Samsung beantragt Patent für unsichtbare Knöpfe (Bild: Samsung)

Samsung hat sich wieder einmal ein Patent sichern lassen, von dem sich das Unternehmen erhofft, es bald sinnvoll im Markt durchsetzen zu können. Die Rede ist von fast unsichtbaren virtuellen Knöpfen, die sich nahe des Randes des Touchscreens befinden. Damit soll beispielsweise die Kamera-App gestartet werden. Na, ob der Nutzen daraus wirklich so bahnbrechend ist?

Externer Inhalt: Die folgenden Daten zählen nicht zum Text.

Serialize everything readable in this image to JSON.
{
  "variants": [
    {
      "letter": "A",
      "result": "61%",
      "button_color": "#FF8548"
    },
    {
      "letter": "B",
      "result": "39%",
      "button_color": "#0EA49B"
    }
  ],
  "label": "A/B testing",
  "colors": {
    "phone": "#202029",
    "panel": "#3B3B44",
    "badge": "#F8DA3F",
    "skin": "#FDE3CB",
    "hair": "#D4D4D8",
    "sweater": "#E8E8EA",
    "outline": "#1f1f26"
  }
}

Wenn es um Patente geht können Unternehmen gar nicht genug haben, denn man weiß ja nie, als wie sinnvoll sich mache Innovationen in der Zukunft erweisen können. Samsung steht ganz weit an der Spitze, wenn es um Patente für Wearables geht. Die Schwierigkeit liegt nur darin, ihnen im Markt mittels innovativer und populärer Produkte zum Erfolg zu verhelfen. Ein solches Patent hat Samsung gerade wieder angemeldet. Es beschreibt den Einsatz von unsichtbaren virtuellen Schaltflächen, Sensor Pads genannt, am Rand des Bildschirms. Damit sollen etwa die Kamera-App oder andere Anwendungen gestartet werden können. Denn die Wahl der zu öffnenden App bleibt offenbar dem Nutzer überlassen.

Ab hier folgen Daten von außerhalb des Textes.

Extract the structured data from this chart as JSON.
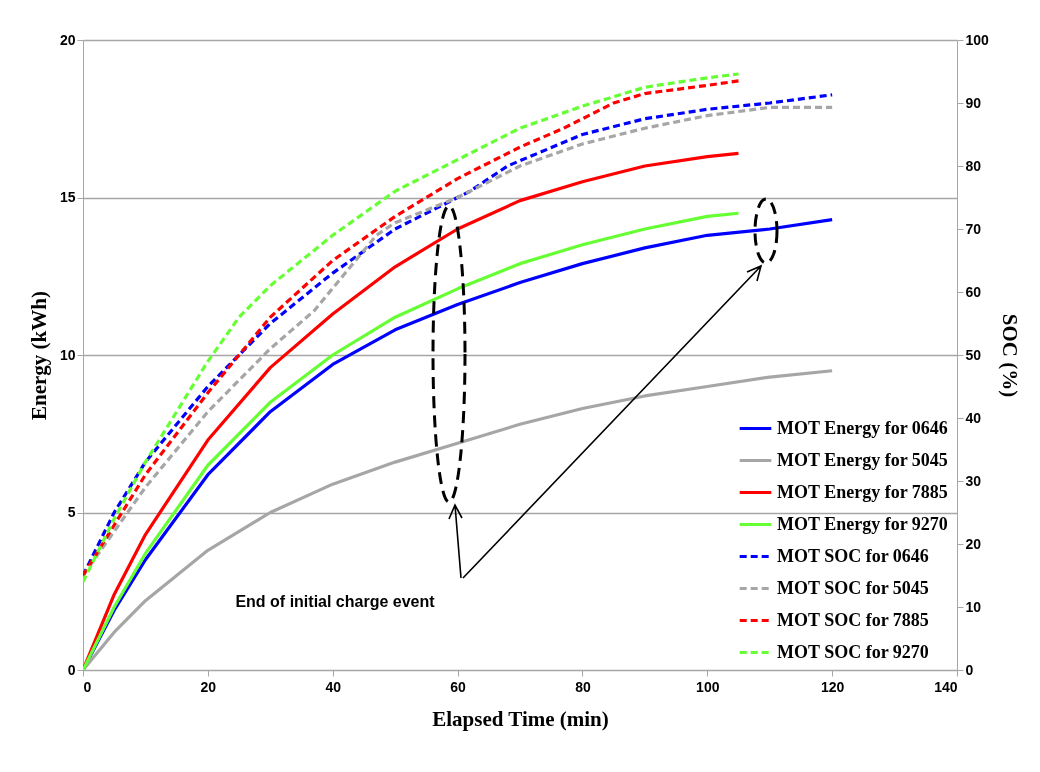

Wir sind gespannt, ob und wann Samsung dieses Patent Realität werden lässt. Ob sich dadurch aber wirklich ein intuitiver Nutzen ergibt, wagen wir zu bezweifeln. Außerdem müssen Mechanismen integriert werden, um unbeabsichtige Betätigungen dieser Tasten auszuschließen. Wäre doch schrecklich nervig, sollte sich ständig ungewollt die Kamera aktivieren. Praktische Einsatzmöglichkeiten für Linkshänder oder durch den Positionswechsel des Sensor Pads für die Kamera im Selfie-Modus könnten wir uns dagegen gut vorstellen.

Interessanterweise verfügen sowohl Apple als auch Google bereits über Patente zu unsichtbaren Kontrolleinheiten auf der Geräterückseite. Samsungs Idee scheint bisher allerdings die spezialisierteste zu sein. Auch Samsung Pantentantrag für ein faltbares Gerät kürzlich wurde angenommen.